Harvey Keitel : Vous savez aussi bien que moi que chaque jour quand on se réveille, on a toujours face à soi un nouveau défi, toujours besoin d’en apprendre plus et ce n’est pas très différent pour un acteur. Il y a toujours cette belle soif qui me guide et qui motive mes choix et peut-être en dehors de cela un démon qui peut me motiver à accepter certains projets pour ce besoin de gagner sa vie. Mais les démons aussi ont des ventres à nourrir.

Q : Concernant les jeunes talents (Martin Scorsese, Ridley Scott, Quentin Tarantino) avec lesquels vous avez travaillé le plus volontiers ?
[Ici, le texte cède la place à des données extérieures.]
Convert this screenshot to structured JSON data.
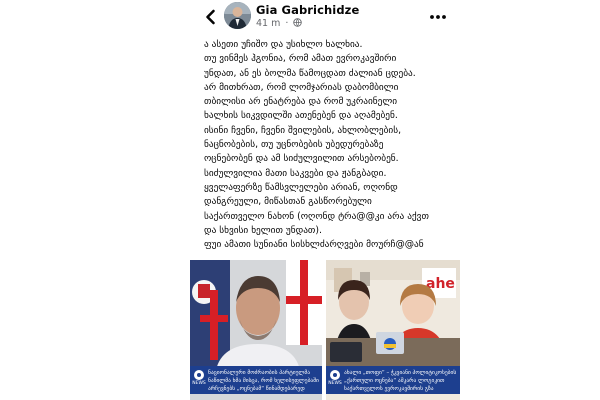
{
  "post": {
    "author": "Gia Gabrichidze",
    "time": "41 m",
    "separator": "·",
    "lines": [
      "ა ასეთი უჩიშო და უსიხლო ხალხია.",
      "თუ ვინმეს ჰგონია, რომ ამათ ევროკავშირი",
      "უნდათ, ან ეს ბოლმა წამოცდათ ძალიან ცდება.",
      "არ მითხრათ, რომ ლომჯარიას დაბომბილი",
      "თბილისი არ ენატრება და რომ უკრაინელი",
      "ხალხის სიკვდილში ათენებენ და აღამებენ.",
      "ისინი ჩვენი, ჩვენი შვილების, ახლობლების,",
      "ნაცნობების, თუ უცნობების უბედურებაზე",
      "ოცნებობენ და ამ სიძულვილით არსებობენ.",
      "სიძულვილია მათი საკვები და ჟანგბადი.",
      "ყველაფერზე წამსვლელები არიან, ოღონდ",
      "დანგრეული, მიწასთან გასწორებული",
      "საქართველო ნახონ (ოღონდ ტრა@@კი არა აქვთ",
      "და სხვისი ხელით უნდათ).",
      "ფუი ამათი სუნიანი სისხლძარღვები მოურჩ@@ან"
    ]
  },
  "media": [
    {
      "news_label": "NEWS",
      "caption_lines": [
        "ნაციონალური მოძრაობის პარტიულმა",
        "ნაწილმა ხმა მისცა, რომ ხელისუფლებაში",
        "არჩევნებს „ოცნებამ“ წინამდებარედ"
      ]
    },
    {
      "news_label": "NEWS",
      "caption_lines": [
        "ახალი „თოფი“ – ჭკვიანი პოლიტიკოსების",
        "„ქართული ოცნება“ აშკარა ლოგიკით",
        "საქართველოს ევროკავშირის გზა"
      ]
    }
  ],
  "colors": {
    "caption_bg": "#1d3f8f",
    "text": "#050505",
    "meta": "#65676b"
  },
  "icons": {
    "back": "back-arrow-icon",
    "more": "more-options-icon",
    "globe": "globe-icon"
  }
}
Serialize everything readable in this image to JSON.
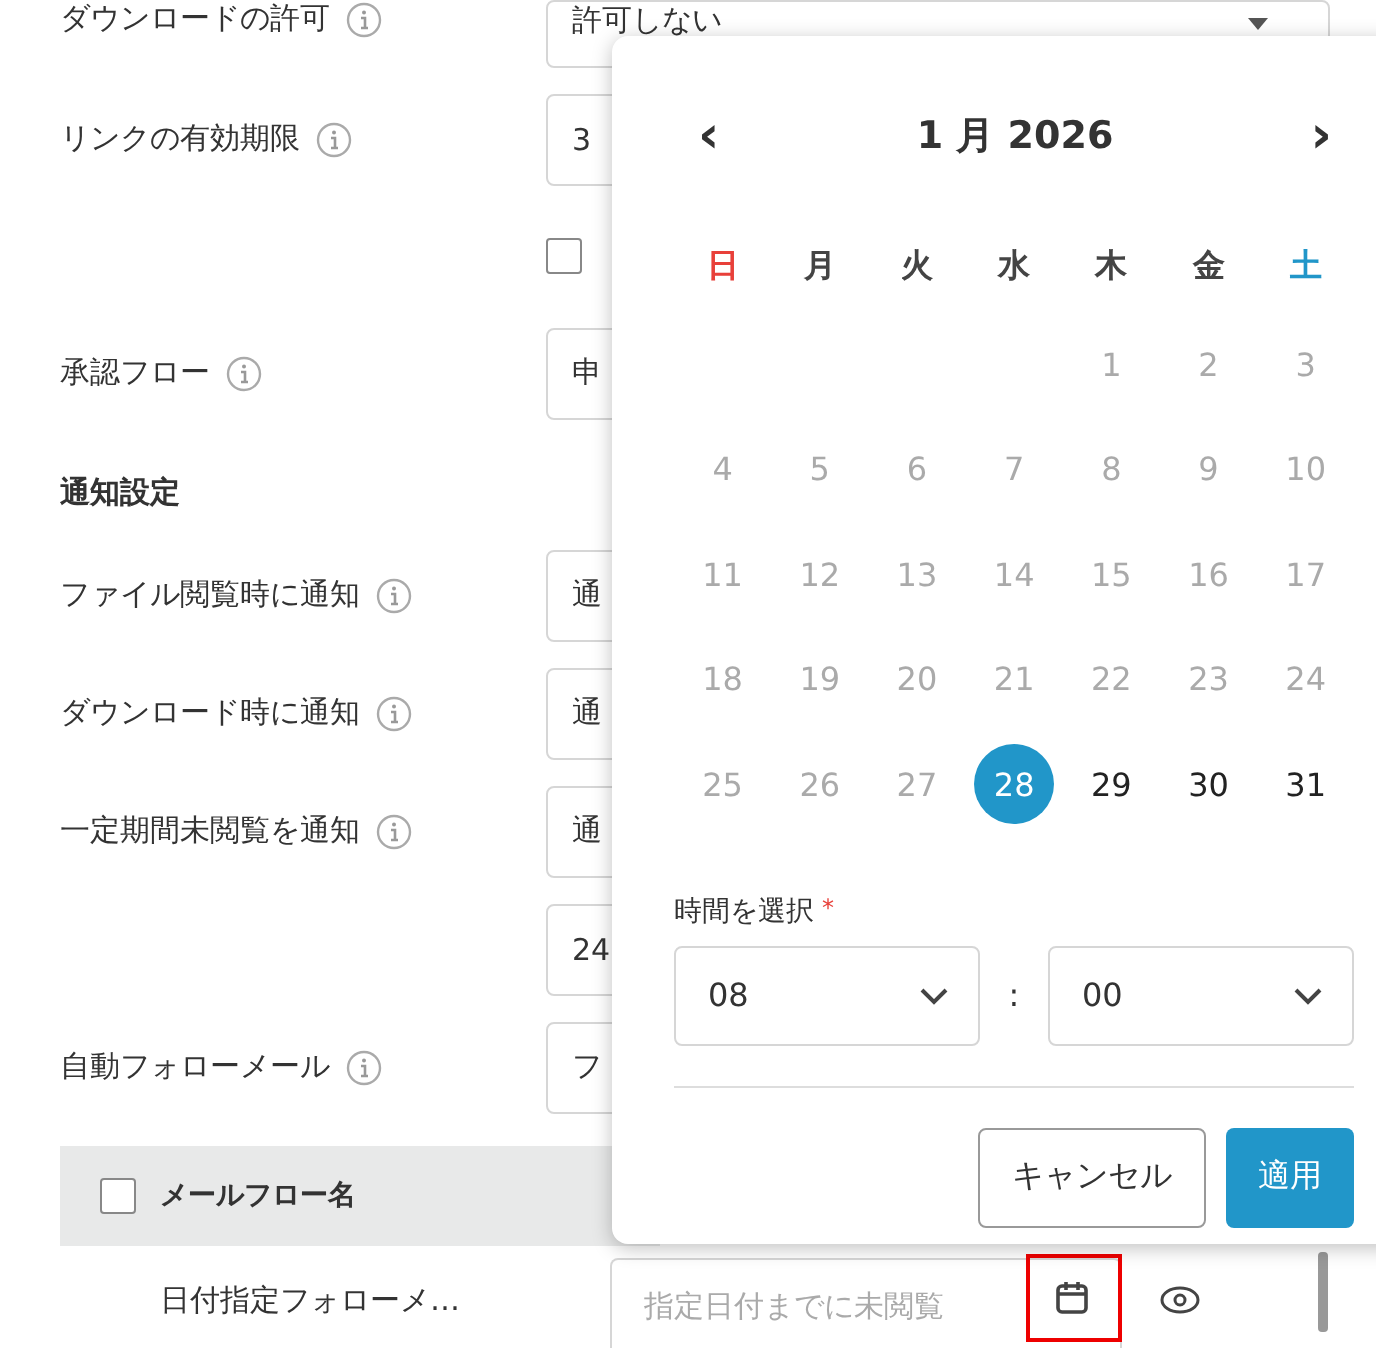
{
  "settings": [
    {
      "kind": "select",
      "label": "ダウンロードの許可",
      "value": "許可しない"
    },
    {
      "kind": "select",
      "label": "リンクの有効期限",
      "value": "3"
    },
    {
      "kind": "checkbox",
      "checked": false
    },
    {
      "kind": "select",
      "label": "承認フロー",
      "value": "申"
    },
    {
      "kind": "section",
      "label": "通知設定"
    },
    {
      "kind": "select",
      "label": "ファイル閲覧時に通知",
      "value": "通"
    },
    {
      "kind": "select",
      "label": "ダウンロード時に通知",
      "value": "通"
    },
    {
      "kind": "select",
      "label": "一定期間未閲覧を通知",
      "value": "通"
    },
    {
      "kind": "select",
      "value": "24"
    },
    {
      "kind": "select",
      "label": "自動フォローメール",
      "value": "フ"
    }
  ],
  "table": {
    "header": {
      "checked": false,
      "label": "メールフロー名"
    },
    "row": {
      "name": "日付指定フォローメ…",
      "placeholder": "指定日付までに未閲覧"
    }
  },
  "calendar": {
    "prev": "‹",
    "title": "1 月 2026",
    "next": "›",
    "weekdays": [
      {
        "label": "日",
        "color": "#e8403a"
      },
      {
        "label": "月",
        "color": "#444444"
      },
      {
        "label": "火",
        "color": "#444444"
      },
      {
        "label": "水",
        "color": "#444444"
      },
      {
        "label": "木",
        "color": "#444444"
      },
      {
        "label": "金",
        "color": "#444444"
      },
      {
        "label": "土",
        "color": "#2196c9"
      }
    ],
    "weeks": [
      [
        {
          "kind": "empty"
        },
        {
          "kind": "empty"
        },
        {
          "kind": "empty"
        },
        {
          "kind": "empty"
        },
        {
          "kind": "day",
          "label": "1",
          "disabled": true,
          "selected": false
        },
        {
          "kind": "day",
          "label": "2",
          "disabled": true,
          "selected": false
        },
        {
          "kind": "day",
          "label": "3",
          "disabled": true,
          "selected": false
        }
      ],
      [
        {
          "kind": "day",
          "label": "4",
          "disabled": true,
          "selected": false
        },
        {
          "kind": "day",
          "label": "5",
          "disabled": true,
          "selected": false
        },
        {
          "kind": "day",
          "label": "6",
          "disabled": true,
          "selected": false
        },
        {
          "kind": "day",
          "label": "7",
          "disabled": true,
          "selected": false
        },
        {
          "kind": "day",
          "label": "8",
          "disabled": true,
          "selected": false
        },
        {
          "kind": "day",
          "label": "9",
          "disabled": true,
          "selected": false
        },
        {
          "kind": "day",
          "label": "10",
          "disabled": true,
          "selected": false
        }
      ],
      [
        {
          "kind": "day",
          "label": "11",
          "disabled": true,
          "selected": false
        },
        {
          "kind": "day",
          "label": "12",
          "disabled": true,
          "selected": false
        },
        {
          "kind": "day",
          "label": "13",
          "disabled": true,
          "selected": false
        },
        {
          "kind": "day",
          "label": "14",
          "disabled": true,
          "selected": false
        },
        {
          "kind": "day",
          "label": "15",
          "disabled": true,
          "selected": false
        },
        {
          "kind": "day",
          "label": "16",
          "disabled": true,
          "selected": false
        },
        {
          "kind": "day",
          "label": "17",
          "disabled": true,
          "selected": false
        }
      ],
      [
        {
          "kind": "day",
          "label": "18",
          "disabled": true,
          "selected": false
        },
        {
          "kind": "day",
          "label": "19",
          "disabled": true,
          "selected": false
        },
        {
          "kind": "day",
          "label": "20",
          "disabled": true,
          "selected": false
        },
        {
          "kind": "day",
          "label": "21",
          "disabled": true,
          "selected": false
        },
        {
          "kind": "day",
          "label": "22",
          "disabled": true,
          "selected": false
        },
        {
          "kind": "day",
          "label": "23",
          "disabled": true,
          "selected": false
        },
        {
          "kind": "day",
          "label": "24",
          "disabled": true,
          "selected": false
        }
      ],
      [
        {
          "kind": "day",
          "label": "25",
          "disabled": true,
          "selected": false
        },
        {
          "kind": "day",
          "label": "26",
          "disabled": true,
          "selected": false
        },
        {
          "kind": "day",
          "label": "27",
          "disabled": true,
          "selected": false
        },
        {
          "kind": "day",
          "label": "28",
          "disabled": false,
          "selected": true
        },
        {
          "kind": "day",
          "label": "29",
          "disabled": false,
          "selected": false
        },
        {
          "kind": "day",
          "label": "30",
          "disabled": false,
          "selected": false
        },
        {
          "kind": "day",
          "label": "31",
          "disabled": false,
          "selected": false
        }
      ]
    ],
    "time_label": "時間を選択",
    "required_mark": "*",
    "hour": "08",
    "separator": ":",
    "minute": "00",
    "buttons": [
      {
        "kind": "secondary",
        "label": "キャンセル"
      },
      {
        "kind": "primary",
        "label": "適用"
      }
    ]
  }
}
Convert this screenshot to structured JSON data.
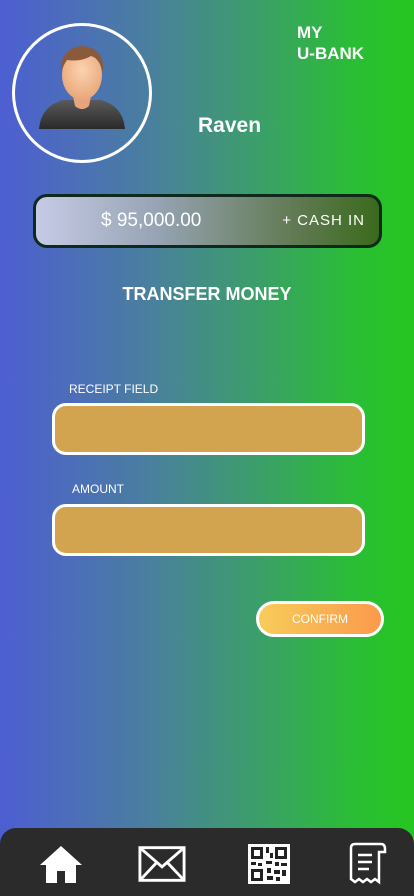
{
  "header": {
    "brand_line1": "MY",
    "brand_line2": "U-BANK",
    "username": "Raven"
  },
  "balance": {
    "amount": "$ 95,000.00",
    "cash_in_label": "+ CASH IN"
  },
  "transfer": {
    "title": "TRANSFER MONEY",
    "receipt_label": "RECEIPT FIELD",
    "receipt_value": "",
    "amount_label": "AMOUNT",
    "amount_value": "",
    "confirm_label": "CONFIRM"
  },
  "nav": {
    "items": [
      {
        "icon": "home-icon"
      },
      {
        "icon": "mail-icon"
      },
      {
        "icon": "qr-code-icon"
      },
      {
        "icon": "receipt-icon"
      }
    ]
  },
  "colors": {
    "field_fill": "#d2a450",
    "confirm_start": "#f8cc5a",
    "confirm_end": "#fa9a4c",
    "nav_bg": "#2b2b2b"
  }
}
Keitel : Pour des studios hollywoodiens, la réponse est très gratifiante de travailler avec des talents, qu’il soit jeune ou pas, et il se trouve que j’ai eu la chance à l’époque où moi-même j’étais jeune et frais dans le métier, d’avoir beaucoup de premiers, de gens qui venaient me voir pour leur premier film, mais bien sûr c’est surtout une question de rencontres. Vous ne savez pas sur qui vous tombez au fur et à mesure et moi, j’ai eu la chance de tomber sur les bonnes personnes et j’ai eu aussi la chance de bénéficier de l’enseignement de grands noms, tels que Elia Kazan, qui, eux, ont su m’apporter ce qui a fait la spécialité de mon travail. Pour compléter ma réponse aux questions posées, concernant la question de la motivation, je dois vous dire que lorsque j’étais un enfant à Brooklyn et que je voyais des films, au fond j’avais l’impression de me retrouver face à des auteurs, des réalisateurs et des actrices et me demander, mais comment moi je peux faire cela. Non pas tant qu’il s’agisse de faire la même chose, mais il s’agissait plutôt pour moi de comprendre comment eux, ils étaient dans un univers qui ne m’était pas accessible, comment je pouvais moi avoir accès à cet univers-là. Petit à petit, il m’a fallu comprendre cela et cela s’est fait à travers des rencontres avec des personnes dont j’ai pu côtoyer le travail, non seulement aux Etats-Unis mais aussi en Europe. Ce sont des personnes comme Robert Bresson, Eliah Kazan ou encore Federico Fellini qui m’ont donné ce courage d’affronter la distance qui me séparait de leur univers pour faire partie du leur. C’est ainsi qu’un jour, j’ai décidé à traverser le pont de Brooklyn et de me rendre à New York et ensuite d’accéder à l’actor’s studio, afin de frapper à ces portes et qu’elles puissent s’ouvrir.

Q : J’aimerais savoir pour continuer sur le côté européen et américain au niveau du travail, quelles sont les différences essentielles que vous avez pu rencontrer en venant en Europe travailler avec ces réalisateurs européens ? Avez-vous travaillé différemment ou non ? Est-ce que le défi de la langue a été pour vous un défi supplémentaire ?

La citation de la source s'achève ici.